3.2 ε-Greedy
We are exploring when we randomly select an action.
We are exploiting, or acting greedy, when an action is selected based on its expected value.
Exploring all of the time does not permit you to exploit your knowledge of expected values.
Exploiting all of the time does not permit you to explore all of the options.
How can we select actions with the highest expected value while leveraging exploration?
Suppose you are in a Multi-Armed Bandit scenario:
- \(S\) – You are hungry and want to treat yourself to a restaurant meal.
- \(A_{1,\dots,k}\) – You can choose from \(k\) different restaurants in your area.

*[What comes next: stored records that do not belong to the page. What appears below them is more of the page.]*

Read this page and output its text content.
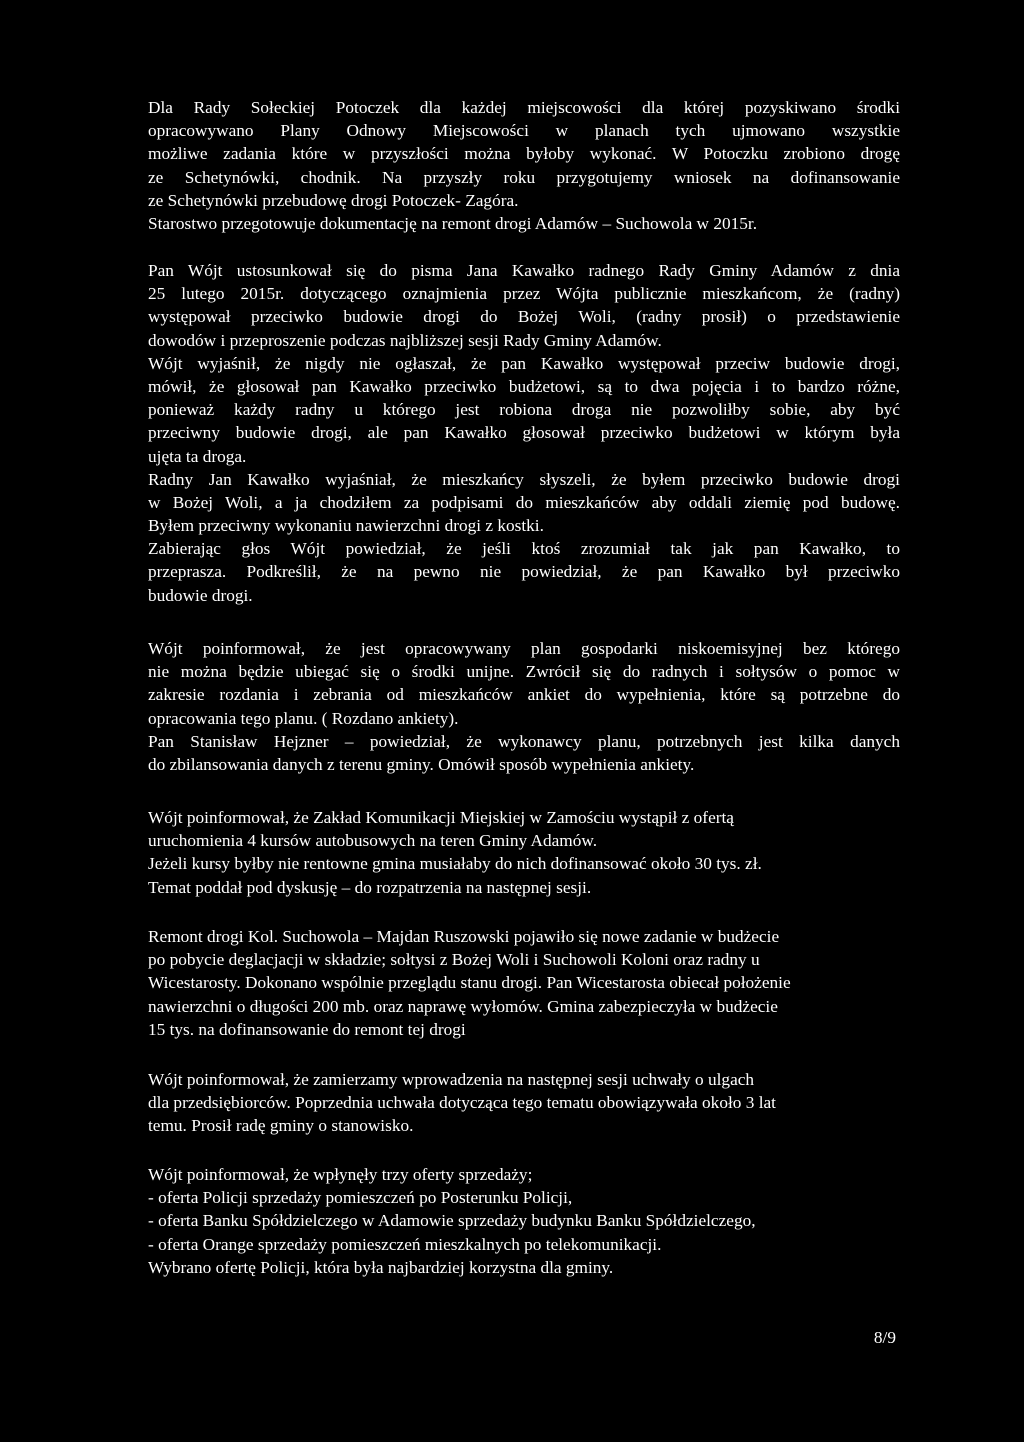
Dla Rady Sołeckiej Potoczek dla każdej miejscowości dla której pozyskiwano środki
opracowywano Plany Odnowy Miejscowości w planach tych ujmowano wszystkie
możliwe zadania które w przyszłości można byłoby wykonać. W Potoczku zrobiono drogę
ze Schetynówki, chodnik. Na przyszły roku przygotujemy wniosek na dofinansowanie
ze Schetynówki przebudowę drogi Potoczek- Zagóra.
Starostwo przegotowuje dokumentację na remont drogi Adamów – Suchowola w 2015r.
Pan Wójt ustosunkował się do pisma Jana Kawałko radnego Rady Gminy Adamów z dnia
25 lutego 2015r. dotyczącego oznajmienia przez Wójta publicznie mieszkańcom, że (radny)
występował przeciwko budowie drogi do Bożej Woli, (radny prosił) o przedstawienie
dowodów i przeproszenie podczas najbliższej sesji Rady Gminy Adamów.
Wójt wyjaśnił, że nigdy nie ogłaszał, że pan Kawałko występował przeciw budowie drogi,
mówił, że głosował pan Kawałko przeciwko budżetowi, są to dwa pojęcia i to bardzo różne,
ponieważ każdy radny u którego jest robiona droga nie pozwoliłby sobie, aby być
przeciwny budowie drogi, ale pan Kawałko głosował przeciwko budżetowi w którym była
ujęta ta droga.
Radny Jan Kawałko wyjaśniał, że mieszkańcy słyszeli, że byłem przeciwko budowie drogi
w Bożej Woli, a ja chodziłem za podpisami do mieszkańców aby oddali ziemię pod budowę.
Byłem przeciwny wykonaniu nawierzchni drogi z kostki.
Zabierając głos Wójt powiedział, że jeśli ktoś zrozumiał tak jak pan Kawałko, to
przeprasza. Podkreślił, że na pewno nie powiedział, że pan Kawałko był przeciwko
budowie drogi.
Wójt poinformował, że jest opracowywany plan gospodarki niskoemisyjnej bez którego
nie można będzie ubiegać się o środki unijne. Zwrócił się do radnych i sołtysów o pomoc w
zakresie rozdania i zebrania od mieszkańców ankiet do wypełnienia, które są potrzebne do
opracowania tego planu. ( Rozdano ankiety).
Pan Stanisław Hejzner – powiedział, że wykonawcy planu, potrzebnych jest kilka danych
do zbilansowania danych z terenu gminy. Omówił sposób wypełnienia ankiety.
Wójt poinformował, że Zakład Komunikacji Miejskiej w Zamościu wystąpił z ofertą
uruchomienia 4 kursów autobusowych na teren Gminy Adamów.
Jeżeli kursy byłby nie rentowne gmina musiałaby do nich dofinansować około 30 tys. zł.
Temat poddał pod dyskusję – do rozpatrzenia na następnej sesji.
Remont drogi Kol. Suchowola – Majdan Ruszowski pojawiło się nowe zadanie w budżecie
po pobycie deglacjacji w składzie; sołtysi z Bożej Woli i Suchowoli Koloni oraz radny u
Wicestarosty. Dokonano wspólnie przeglądu stanu drogi. Pan Wicestarosta obiecał położenie
nawierzchni o długości 200 mb. oraz naprawę wyłomów. Gmina zabezpieczyła w budżecie
15 tys. na dofinansowanie do remont tej drogi
Wójt poinformował, że zamierzamy wprowadzenia na następnej sesji uchwały o ulgach
dla przedsiębiorców. Poprzednia uchwała dotycząca tego tematu obowiązywała około 3 lat
temu. Prosił radę gminy o stanowisko.
Wójt poinformował, że wpłynęły trzy oferty sprzedaży;
- oferta Policji sprzedaży pomieszczeń po Posterunku Policji,
- oferta Banku Spółdzielczego w Adamowie sprzedaży budynku Banku Spółdzielczego,
- oferta Orange sprzedaży pomieszczeń mieszkalnych po telekomunikacji.
Wybrano ofertę Policji, która była najbardziej korzystna dla gminy.
8/9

- \(R\) – After eating, you rate your experience — maybe based on taste, service, or price satisfaction.



How can you select a restaurant meal that maximizes your enjoyment while still being open to exploring something new like Falafel Bowls?
Epsilon Greedy is an algorithm that allows us to balance our decision-making in this simple manner.
Epsilon (\(\epsilon\)) is a fixed proportion that decides whether we explore or exploit our actions.
\[ A_t \gets \begin{cases} \text{a random action with probability } \epsilon \\ \arg\max_a Q(a) \text{ with probability } 1 - \epsilon \end{cases} \]
In our real life example, at first, you try different restaurants (exploration) to see what’s good. Over time, you start favoring the ones with better rewards (exploitation). But occasionally, you still try a new one — just in case it’s better than your current favorite.